Purpose: To study the demographics and estimate the prevalence of dry eye among elderly Americans.
Methods: A population-based prevalence study was performed in 2,520 residents of Salisbury, Maryland, aged 65 years and older as of September 1993. The population was derived from the Health Care Financing Administration Medicare database. After completing a standardized questionnaire pertaining to dry eye symptoms, 2,420 subjects underwent Schirmer and rose bengal tests and anatomic assessment of the meibomian glands.
Results: In this population, 14.6% (363/2,482) were symptomatic, defined as reporting one or more dry eye symptoms often or all the time; 2.2% (53/2,448) were symptomatic and had a low Schirmer test result (< or = 5 mm), and 2% (48/2,432) were symptomatic and had a high rose bengal test score (> or = 5). Furthermore, 3.5% (84/2,425) were symptomatic and had either a low Schirmer score or a high rose bengal score, and 0.7% (17/2,420) were symptomatic and had both a low Schirmer score and a high rose bengal score.
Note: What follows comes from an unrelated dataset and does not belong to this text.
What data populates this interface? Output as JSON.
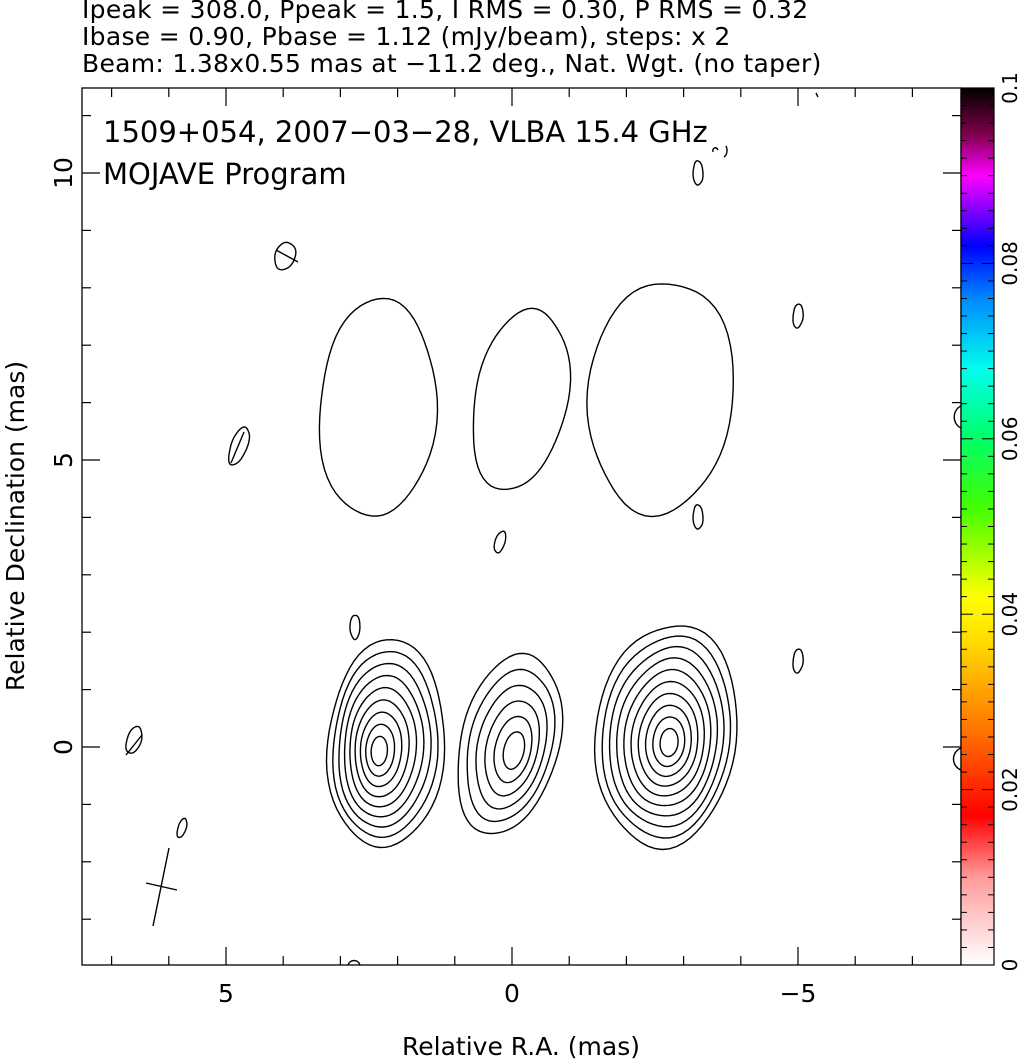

No association of symptoms or signs was seen with age, sex, or race. Although anatomic features of meibomianitis were associated with the presence of symptoms (P = .01), 76% (67/88) of the individuals with these anatomic features were asymptomatic; 10.5% (260/2,480) reported that they currently use artificial tears or lubricants.
Conclusions: Symptoms and signs of dry eye are common among the elderly but were not associated with age, race, or sex in this population-based sample of elderly Americans. Extrapolating to the United States population aged 65 to 84 years, the study yields an estimate of 4.3 million who experience symptoms of ocular irritation often or all the time.